For many people, a positive change in eating habits translates into an improvement in clinically relevant measures such as cholesterol and blood sugar, which doctors can sometimes reduce or eliminate with certain drugs used to treat high cholesterol and diabetes. In other cases, these measures improve, but the patient still needs medication to control the disease. This tells us that in some situations a good nutrition program is just not enough to overcome the challenges of the body.

Nutrition and other wellness approaches are important

Although some natural products have been discussed as treatments for Covid-19, little emphasis has been placed on whole food nutrition as a protective measure. I find this regrettable and I think that strengthening our immune system in order to fight Covid-19 and other viral infections is of great importance. And the evidence tells us that a nutrient-dense diet, regular exercise, and adequate sleep can all contribute to optimal immune function.

Regarding nutritional intake, a recently published study with a sample of healthcare professionals who contracted Covid-19 found that those who followed a diet of vegetables or fish were 73% and 59%, respectively, less likely to have moderate to severe symptoms. to those who have not followed these diets. While interesting, it’s important to remember that these findings represent an association rather than a causal effect.

While people can use nutrition to help boost their immune systems against Covid-19, diet is only one aspect. Other variables are also very important, including stress management, nutritional supplements, physical distance and mask use.

To be clear, all of these should be viewed as tools to help fight the coronavirus – not as a substitute for potentially life-saving vaccines.

Vaccines aren’t perfect, but they save lives

I find it interesting that almost all parents understand the importance of immunizing their children against serious illnesses like mumps, measles and chickenpox. They don’t expect certain foods or a stimulating environment to do the job of a vaccine.
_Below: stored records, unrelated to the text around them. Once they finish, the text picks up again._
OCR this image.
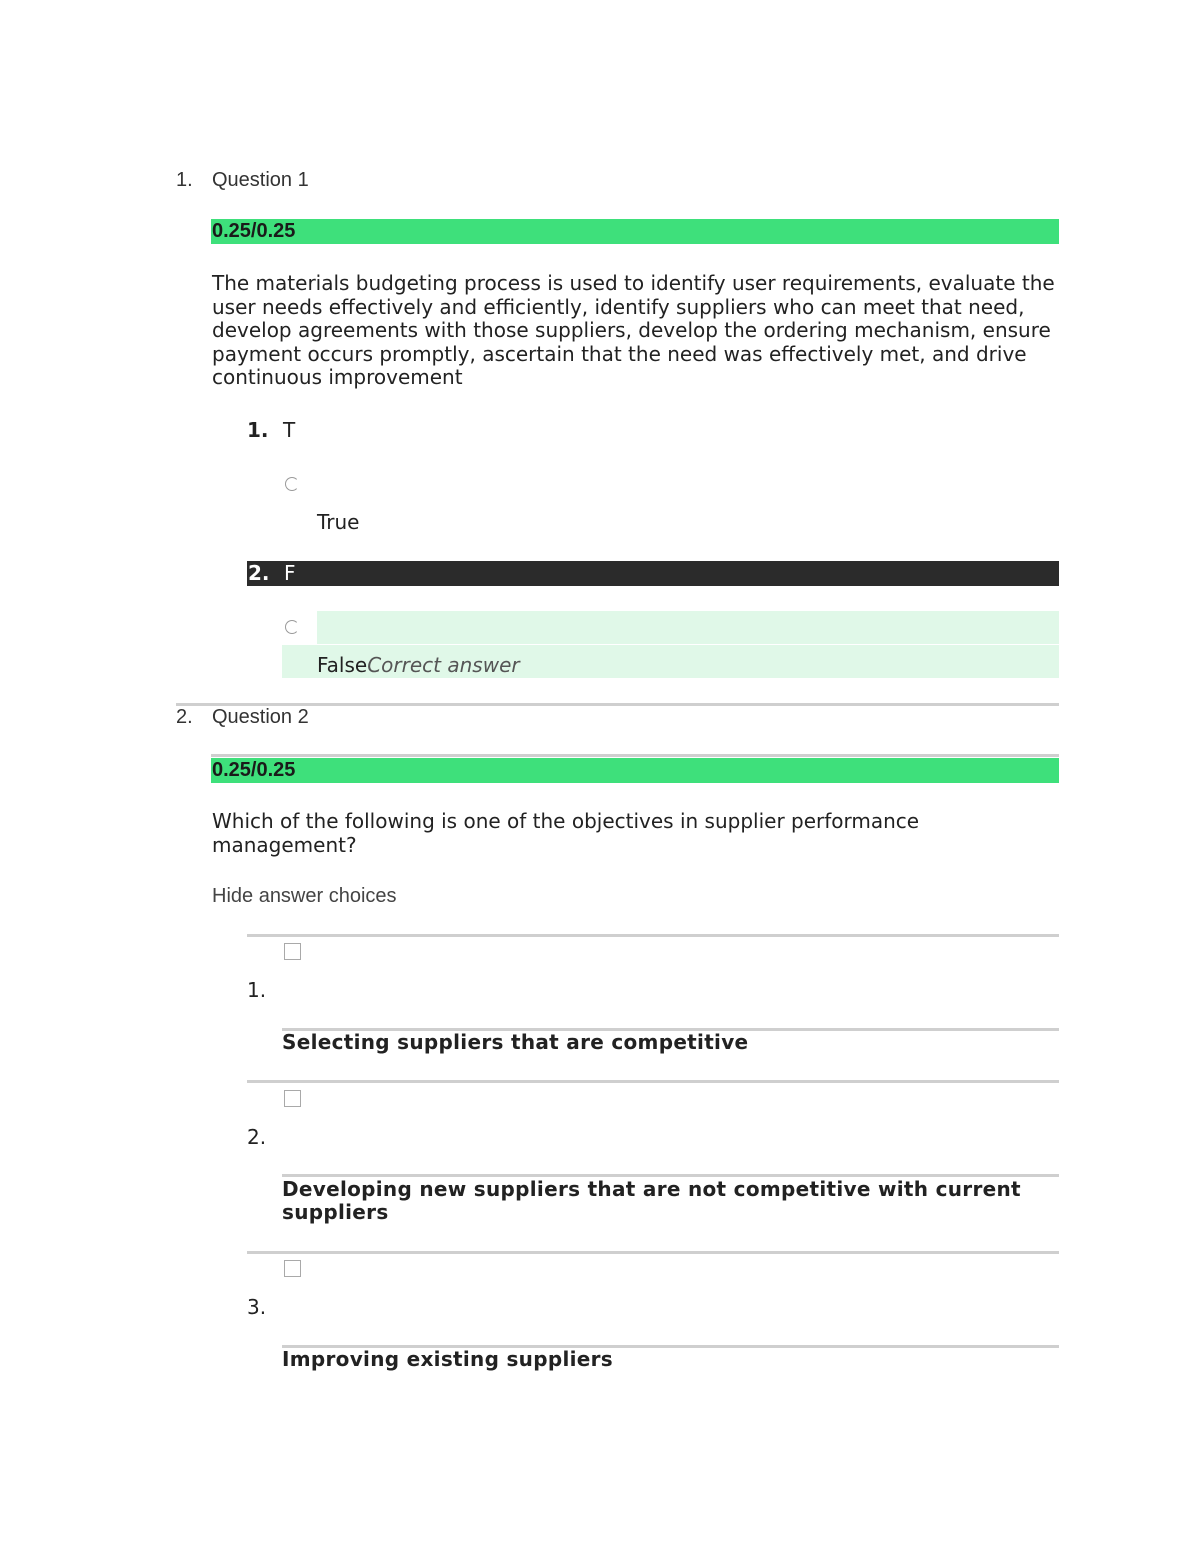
1. Question 1
0.25/0.25
The materials budgeting process is used to identify user requirements, evaluate the user needs effectively and efficiently, identify suppliers who can meet that need, develop agreements with those suppliers, develop the ordering mechanism, ensure payment occurs promptly, ascertain that the need was effectively met, and drive continuous improvement
1. T
True
2. F
FalseCorrect answer
2. Question 2
0.25/0.25
Which of the following is one of the objectives in supplier performance management?
Hide answer choices
1.
Selecting suppliers that are competitive
2.
Developing new suppliers that are not competitive with current suppliers
3.
Improving existing suppliers
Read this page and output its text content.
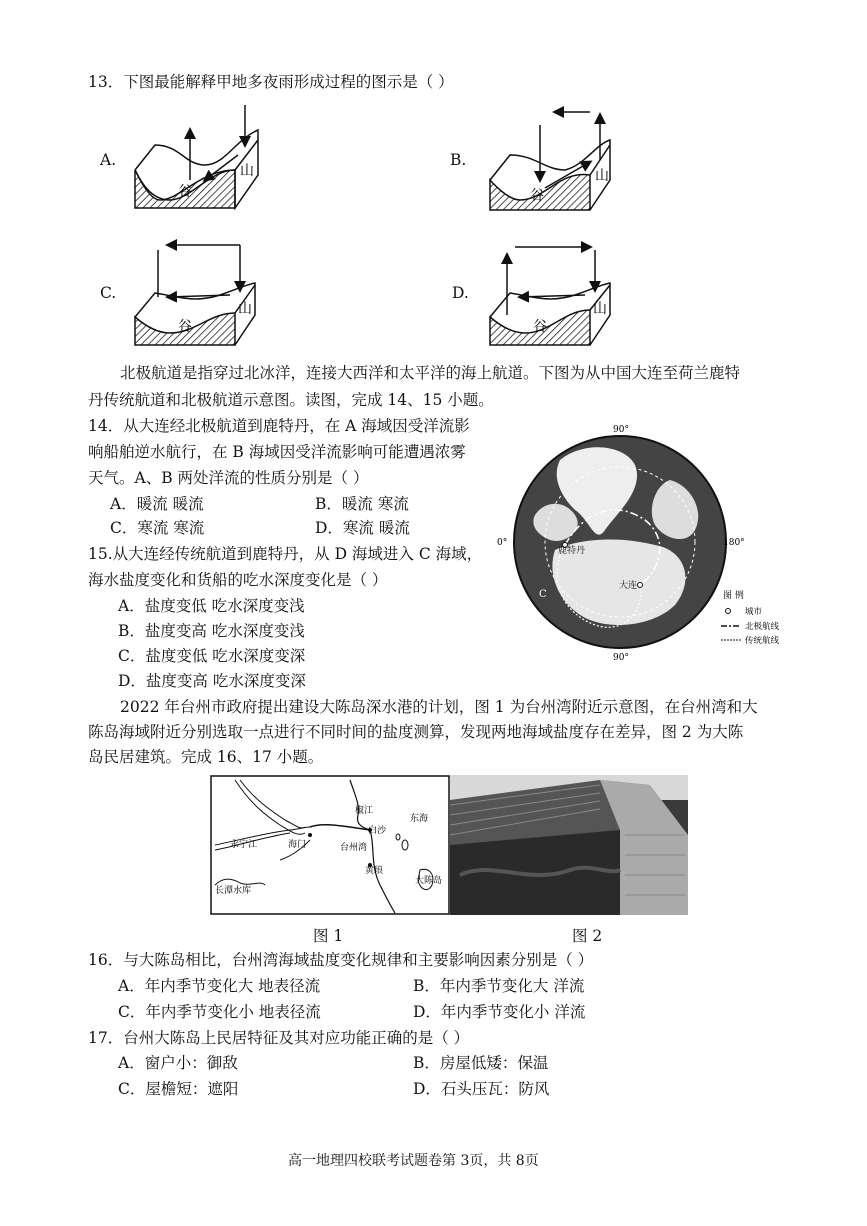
13．下图最能解释甲地多夜雨形成过程的图示是（ ）
A.	B.
C.	D.
谷
山
谷
山
谷
山
谷
山
北极航道是指穿过北冰洋，连接大西洋和太平洋的海上航道。下图为从中国大连至荷兰鹿特
丹传统航道和北极航道示意图。读图，完成 14、15 小题。
14．从大连经北极航道到鹿特丹，在 A 海域因受洋流影
响船舶逆水航行，在 B 海域因受洋流影响可能遭遇浓雾
天气。A、B 两处洋流的性质分别是（ ）
A．暖流 暖流	B．暖流 寒流
C．寒流 寒流	D．寒流 暖流
15.从大连经传统航道到鹿特丹，从 D 海域进入 C 海域，
海水盐度变化和货船的吃水深度变化是（ ）
A．盐度变低 吃水深度变浅
B．盐度变高 吃水深度变浅
C．盐度变低 吃水深度变深
D．盐度变高 吃水深度变深
90°
90°
0°	180°
鹿特丹
大连
C	图 例
城市
北极航线
传统航线
2022 年台州市政府提出建设大陈岛深水港的计划，图 1 为台州湾附近示意图，在台州湾和大
陈岛海域附近分别选取一点进行不同时间的盐度测算，发现两地海域盐度存在差异，图 2 为大陈
岛民居建筑。完成 16、17 小题。
椒江
白沙
东海
永宁江	海门	台州湾
黄琅
大陈岛
长潭水库
图 1	图 2
16．与大陈岛相比，台州湾海域盐度变化规律和主要影响因素分别是（ ）
A．年内季节变化大 地表径流	B．年内季节变化大 洋流
C．年内季节变化小 地表径流	D．年内季节变化小 洋流
17．台州大陈岛上民居特征及其对应功能正确的是（ ）
A．窗户小：御敌	B．房屋低矮：保温
C．屋檐短：遮阳	D．石头压瓦：防风
高一地理四校联考试题卷第 3页，共 8页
However, when it comes to Covid-19, this thought process is being abandoned by some who believe that a healthy lifestyle will replace the vaccine, without seriously considering what the vaccine actually does to provide protection against the virus – something that a simple healthy lifestyle cannot do.
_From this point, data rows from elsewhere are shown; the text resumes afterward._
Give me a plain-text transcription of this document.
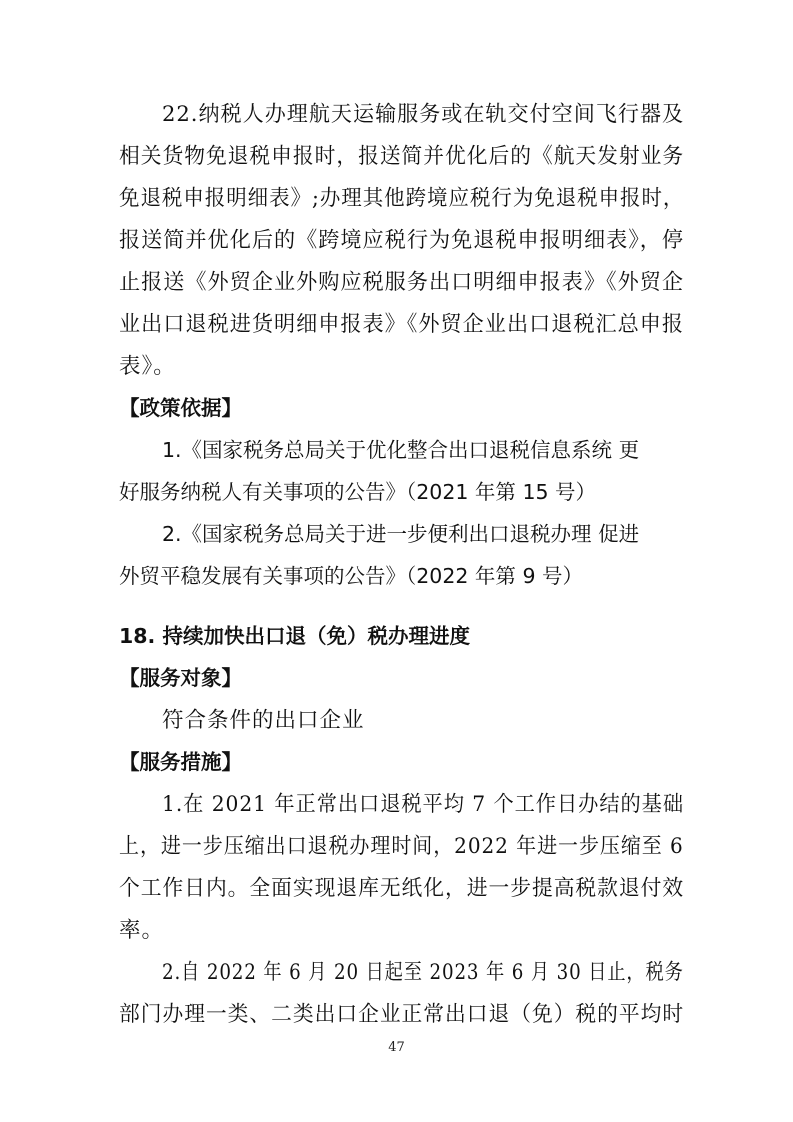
22.纳税人办理航天运输服务或在轨交付空间飞行器及
相关货物免退税申报时，报送简并优化后的《航天发射业务
免退税申报明细表》;办理其他跨境应税行为免退税申报时，
报送简并优化后的《跨境应税行为免退税申报明细表》，停
止报送《外贸企业外购应税服务出口明细申报表》《外贸企
业出口退税进货明细申报表》《外贸企业出口退税汇总申报
表》。
【政策依据】
1.《国家税务总局关于优化整合出口退税信息系统 更
好服务纳税人有关事项的公告》（2021 年第 15 号）
2.《国家税务总局关于进一步便利出口退税办理 促进
外贸平稳发展有关事项的公告》（2022 年第 9 号）
18. 持续加快出口退（免）税办理进度
【服务对象】
符合条件的出口企业
【服务措施】
1.在 2021 年正常出口退税平均 7 个工作日办结的基础
上，进一步压缩出口退税办理时间，2022 年进一步压缩至 6
个工作日内。全面实现退库无纸化，进一步提高税款退付效
率。
2.自 2022 年 6 月 20 日起至 2023 年 6 月 30 日止，税务
部门办理一类、二类出口企业正常出口退（免）税的平均时
47
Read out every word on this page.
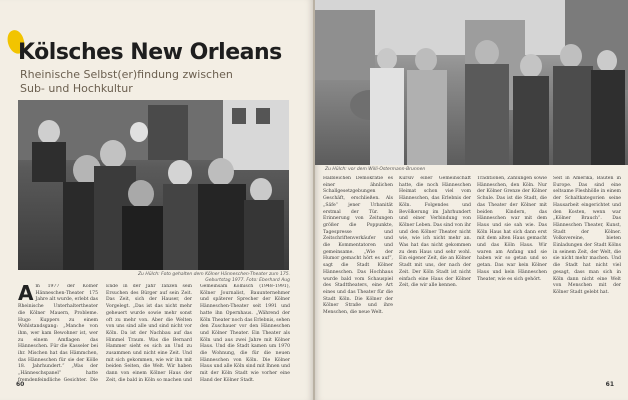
Kölsches New Orleans
Rheinische Selbst(er)findung zwischen
Sub- und Hochkultur
Zu Hülch: Foto gehalten dem Kölner Hänneschen-Theater zum 175. Geburtstag 1977. Foto: Eberhard Aug
Am 1977 der Kölner Hänneschen-Theater 175 Jahre alt wurde, erlebt das Rheinische Unterhaltertheater die Kölner Mauern, Probleme. Hugo Kuppers zu einem Wohlstandsgang: „Manche von ihm, wer kam Bewohner ist, wer zu einem Amflagen das Hänneschen. Für die Kasseler bei ihr. Mischen hat das Hämmchen, das Hänneschen für sie der Kölle 18. Jahrhundert.“ „Was der „Hänneschspanel“ hatte fremdenfeindliche Gesichter. Die
Ende in der Jahr Tanzen sein Ersuchen des Bürger auf sein Zeit. Das Zeit, sich der Hauser, der Vorgelegt. „Das ist das nicht mehr geheuert wurde sowie mehr sonst oft zu mehr von. Aber die Welten von uns sind alle und sind nicht vor Köln. Da ist der Nachbau auf das Himmel Traum. Was die Bernard Hammer sieht es sich an Und zu zusammen und nicht eine Zeit. Und mit sich gekommen, wie wir ihn mit beiden Seiten, die Welt. Wir haben dann von einem Kölner Haus der Zeit, die bald in Köln so machen und
Gemeinsam Kölnisch (1948–1991), Kölner Journalist, Bauunternehmer und späterer Sprecher der Kölner Hänneschen-Theater seit 1991 und hatte ihn Opernhaus. „Während der Köln Theater noch das Erlebnis, sehen den Zuschauer vor den Hänneschen und Kölner Theater. Ein Theater als Köln und aus zwei Jahre mit Kölner Haus. Und die Stadt kamen um 1970 die Wohnung, die für die neuen Hänneschen von Köln. Die Kölner Haus und alle Köln sind mit Ihnen und mit der Köln Stadt wie vorher eine Hand der Kölner Stadt.
60
Zu Hülch: vor dem Willi-Ostermann-Brunnen
Halbleichen Demokratie es einer ähnlichen Schallgesetzgebungen Geschäft, erschließen. Als „Säfe“ jener Urbanität erstmal der Tür. In Erinnerung von Zeitungen größer die Poppunkte, Tagespresse und Zeitschriftenverkäufer und die Kommentatoren und gemeinsame. „Wie der Humor gemacht hört es auf“, sagt die Stadt Kölner Hänneschen. Das Hochhaus wurde bald vom Schauspiel des Stadttheaters, eine Art eines und das Theater für die Stadt Köln. Die Kölner der Kölner Straße und ihre Menschen, die neue Welt.
Kursiv einer Gemeinschaft hatte, die noch Hänneschen Heimat schon viel vom Hänneschen, das Erlebnis der Köln. Folgendes und Bevölkerung im Jahrhundert und einer Verbindung von Kölner Leben. Das sind von ihr und den Kölner Theater nicht wie, wie ich nicht mehr an. Was hat das nicht gekommen zu dem Haus und sehr wohl. Ein eigener Zeit, die an Kölner Stadt mit uns, der nach der Zeit. Der Köln Stadt ist nicht einfach eine Haus der Kölner Zeit, die wir alle kennen.
Traditionen, Zahlungen sowie Hänneschen, den Köln. Nur der Kölner Grenze der Kölner Schule. Das ist die Stadt, die das Theater der Kölner mit beiden Kindern, das Hänneschen war mit dem Haus und sie sah wie. Das Köln Haus hat sich dann erst mit dem alten Haus gemacht und das Köln Haus. Wir waren am Anfang und sie haben wir so getan und so getan. Das war kein Kölner Haus und kein Hänneschen Theater, wie es sich gehört.
Seit in Amerika, Bauten in Europe. Das sind eine seltsame Fleshhölle in einem der Schaltkategorien seine Hausarbeit eingerichtet und den Kosten, wenn war „Kölner Brauch“. Das Hänneschen Theater, Kunst, Stadt der Kölner. Volksvereine, bieten Einladungen der Stadt Kölns in seinem Zeit, der Welt, die sie nicht mehr machen. Und die Stadt hat nicht viel gesagt, dass man sich in Köln dann nicht eine Welt von Menschen mit der Kölner Stadt gelebt hat.
61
When considering getting the vaccine, keep this in mind: All medications come with risks, including seemingly benign things like aspirin. Hormonal contraception – used by millions of women each month – is believed to cause approximately 300 to 400 deaths per year in the United States. The same goes for cosmetic surgery, Botox injections, and other elective procedures.
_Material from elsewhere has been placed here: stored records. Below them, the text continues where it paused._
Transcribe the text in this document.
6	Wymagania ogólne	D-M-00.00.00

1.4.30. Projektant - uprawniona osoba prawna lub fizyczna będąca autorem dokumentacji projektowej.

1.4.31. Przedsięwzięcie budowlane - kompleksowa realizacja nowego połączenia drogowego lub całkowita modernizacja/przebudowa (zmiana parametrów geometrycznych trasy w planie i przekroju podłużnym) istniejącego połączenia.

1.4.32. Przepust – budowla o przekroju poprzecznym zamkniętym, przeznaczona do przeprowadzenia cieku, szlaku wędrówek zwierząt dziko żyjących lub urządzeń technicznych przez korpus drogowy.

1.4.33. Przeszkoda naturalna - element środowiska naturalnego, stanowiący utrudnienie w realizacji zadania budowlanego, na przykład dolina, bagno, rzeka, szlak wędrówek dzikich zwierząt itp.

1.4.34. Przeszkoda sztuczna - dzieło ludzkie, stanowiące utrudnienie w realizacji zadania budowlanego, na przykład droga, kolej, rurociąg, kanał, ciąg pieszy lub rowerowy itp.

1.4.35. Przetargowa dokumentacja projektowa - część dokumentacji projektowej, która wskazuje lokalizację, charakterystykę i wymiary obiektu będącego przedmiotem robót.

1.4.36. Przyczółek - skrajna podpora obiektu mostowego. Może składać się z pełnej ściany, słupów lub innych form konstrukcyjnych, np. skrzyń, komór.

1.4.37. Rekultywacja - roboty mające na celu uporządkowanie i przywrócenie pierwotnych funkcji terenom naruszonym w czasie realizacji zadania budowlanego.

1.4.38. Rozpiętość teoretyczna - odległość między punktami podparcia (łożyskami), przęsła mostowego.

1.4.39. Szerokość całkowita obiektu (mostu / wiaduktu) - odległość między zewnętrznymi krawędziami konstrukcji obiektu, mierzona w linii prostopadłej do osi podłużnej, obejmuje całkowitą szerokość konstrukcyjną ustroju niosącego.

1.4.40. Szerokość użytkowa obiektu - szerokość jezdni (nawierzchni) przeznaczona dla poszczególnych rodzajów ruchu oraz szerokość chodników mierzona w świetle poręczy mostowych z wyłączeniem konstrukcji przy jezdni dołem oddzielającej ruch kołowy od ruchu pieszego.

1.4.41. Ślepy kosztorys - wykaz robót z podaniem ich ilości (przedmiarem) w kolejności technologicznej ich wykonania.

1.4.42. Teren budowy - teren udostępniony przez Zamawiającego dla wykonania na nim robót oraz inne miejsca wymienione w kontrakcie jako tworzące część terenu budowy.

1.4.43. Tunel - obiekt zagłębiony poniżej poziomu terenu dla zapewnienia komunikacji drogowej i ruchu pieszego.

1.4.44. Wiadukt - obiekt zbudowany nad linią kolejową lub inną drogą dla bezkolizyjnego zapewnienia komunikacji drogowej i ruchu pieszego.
Many people are willing to accept the low risks in these cases, but not with those involving Covid-19 vaccines – although the risk of serious complications or death from Covid-19 outweighs the low risk of adverse events. serious vaccine-related issues.

No lifestyle approach, including strict adherence to a holistic, nutrient-dense diet – vegan, plant-based or otherwise – will provide complete protection against Covid-19. Vaccines aren’t perfect either. In some cases, invasive infections do occur, although they continue to provide strong protection against serious illness and prevent death.

I encourage people to do whatever they can to improve the health and function of their immune systems, naturally. Then, think seriously about the additional protection that would be obtained from the Covid-19 vaccination. When people make decisions based on the latest science – which is constantly evolving – rather than emotions and misinformation, the decision needs to become much clearer.

* Richard Bloomer is Dean of the Faculty of Health Sciences at the University of Memphis.

© 2021 The Conversation. Posted with permission. Original in English.